There are some occasions that you really cannot avoid the nitrogen coming in the units. You then have to go to the second line of defense, which is looking at what else you can do to avoid the formation. There are two techniques that have been used to avoid the formation of ammonium chloride salts in the stabilizer, and they come by trying to scavenge the chlorides coming out of the reactor before they get to the product stabilizer. The most common system used is to—[end of Side __, Tape __]

 

UNIDENTIFIED SPEAKER

We might have been the ones who submitted this question. It’s a two-parter, so I’ll address them both. One of our refineries that has a sulfuric acid alkylation unit is currently not operating the system under a vacuum. We were interested in doing this because between runs, if you want to get more out of your compressor and your section piping isn’t big enough, then that’s the next option. I was hoping to get a test run in before the meeting, but we didn’t get a chance to do that.
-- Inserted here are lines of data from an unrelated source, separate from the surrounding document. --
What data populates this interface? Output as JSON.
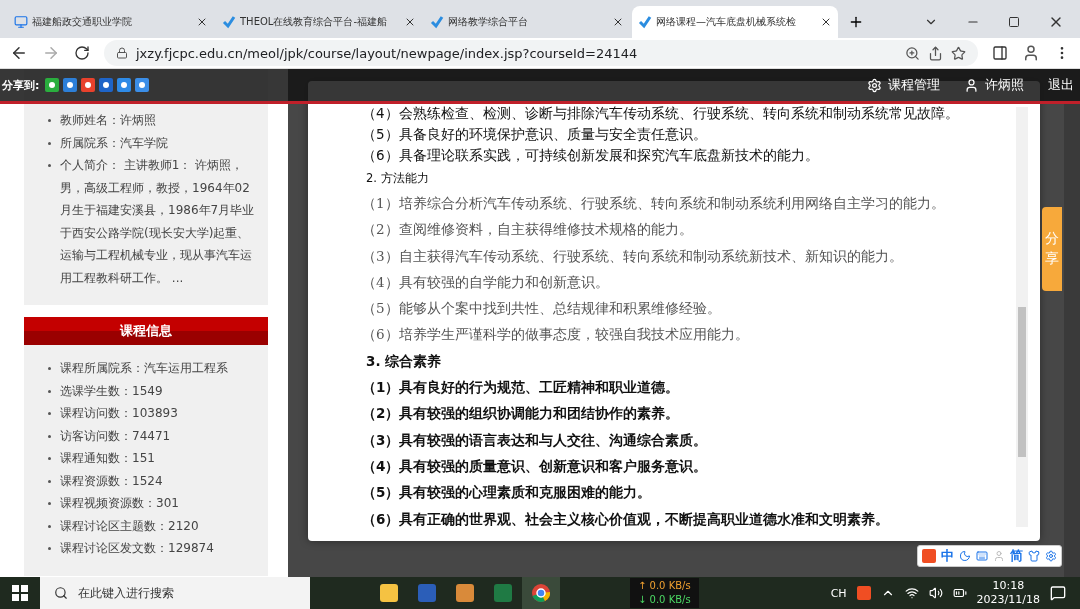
{
  "browser": {
    "tabs": [
      {
        "title": "福建船政交通职业学院",
        "selected": false
      },
      {
        "title": "THEOL在线教育综合平台-福建船",
        "selected": false
      },
      {
        "title": "网络教学综合平台",
        "selected": false
      },
      {
        "title": "网络课程—汽车底盘机械系统检",
        "selected": true
      }
    ],
    "url": "jxzy.fjcpc.edu.cn/meol/jpk/course/layout/newpage/index.jsp?courseId=24144"
  },
  "share_bar": {
    "label": "分享到:",
    "course_manage": "课程管理",
    "user": "许炳照",
    "logout": "退出"
  },
  "teacher_info": {
    "items": [
      "教师姓名：许炳照",
      "所属院系：汽车学院",
      "个人简介： 主讲教师1： 许炳照，男，高级工程师，教授，1964年02月生于福建安溪县，1986年7月毕业于西安公路学院(现长安大学)起重、运输与工程机械专业，现从事汽车运用工程教科研工作。 ..."
    ]
  },
  "course_info": {
    "title": "课程信息",
    "items": [
      "课程所属院系：汽车运用工程系",
      "选课学生数：1549",
      "课程访问数：103893",
      "访客访问数：74471",
      "课程通知数：151",
      "课程资源数：1524",
      "课程视频资源数：301",
      "课程讨论区主题数：2120",
      "课程讨论区发文数：129874"
    ]
  },
  "modal": {
    "lines": [
      {
        "kind": "item",
        "text": "（4）会熟练检查、检测、诊断与排除汽车传动系统、行驶系统、转向系统和制动系统常见故障。"
      },
      {
        "kind": "item",
        "text": "（5）具备良好的环境保护意识、质量与安全责任意识。"
      },
      {
        "kind": "item",
        "text": "（6）具备理论联系实践，可持续创新发展和探究汽车底盘新技术的能力。"
      },
      {
        "kind": "subheading",
        "text": "2. 方法能力"
      },
      {
        "kind": "muted",
        "text": "（1）培养综合分析汽车传动系统、行驶系统、转向系统和制动系统利用网络自主学习的能力。"
      },
      {
        "kind": "muted",
        "text": "（2）查阅维修资料，自主获得维修技术规格的能力。"
      },
      {
        "kind": "muted",
        "text": "（3）自主获得汽车传动系统、行驶系统、转向系统和制动系统新技术、新知识的能力。"
      },
      {
        "kind": "muted",
        "text": "（4）具有较强的自学能力和创新意识。"
      },
      {
        "kind": "muted",
        "text": "（5）能够从个案中找到共性、总结规律和积累维修经验。"
      },
      {
        "kind": "muted",
        "text": "（6）培养学生严谨科学的做事态度，较强自我技术应用能力。"
      },
      {
        "kind": "heading",
        "text": "3. 综合素养"
      },
      {
        "kind": "strong",
        "text": "（1）具有良好的行为规范、工匠精神和职业道德。"
      },
      {
        "kind": "strong",
        "text": "（2）具有较强的组织协调能力和团结协作的素养。"
      },
      {
        "kind": "strong",
        "text": "（3）具有较强的语言表达和与人交往、沟通综合素质。"
      },
      {
        "kind": "strong",
        "text": "（4）具有较强的质量意识、创新意识和客户服务意识。"
      },
      {
        "kind": "strong",
        "text": "（5）具有较强的心理素质和克服困难的能力。"
      },
      {
        "kind": "strong",
        "text": "（6）具有正确的世界观、社会主义核心价值观，不断提高职业道德水准和文明素养。"
      }
    ]
  },
  "side_tab": {
    "label": "分享"
  },
  "ime": {
    "mode": "中",
    "script": "简"
  },
  "taskbar": {
    "search_placeholder": "在此键入进行搜索",
    "net_up": "↑ 0.0 KB/s",
    "net_down": "↓ 0.0 KB/s",
    "lang": "CH",
    "time": "10:18",
    "date": "2023/11/18"
  }
}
As far as the bottleneck and refrigeration section, we’ve installed the larger driver and refrigeration compressor, added compressor discharge cooling, optimized the refrigerant composition, and installed the larger effluent recycle pumps.

 

HAZLE (NPRA)

Clever.

 

HATZEL (Tesoro)

Tesoro has no experience running less than atmospheric with this compressor, but some suggested aids were to use chillers to cool the refrigerant or the depropanizer bottoms recycle stream. Also mentioned were just lowering the contact temperature with the aid of a chiller as well. Then the usual kind of de-bottlenecking approaches can replace suction, specifically, but potentially also discharge lines that are around the compressor. Can you increase the capacity of the compressor to move the refrigerant around?

 

HAZLE (NPRA)

Those are the panel responses. Has anyone in here tried to run a compressor at negative suction pressure? Any other questions on this topic? We’ll go on to Question 52.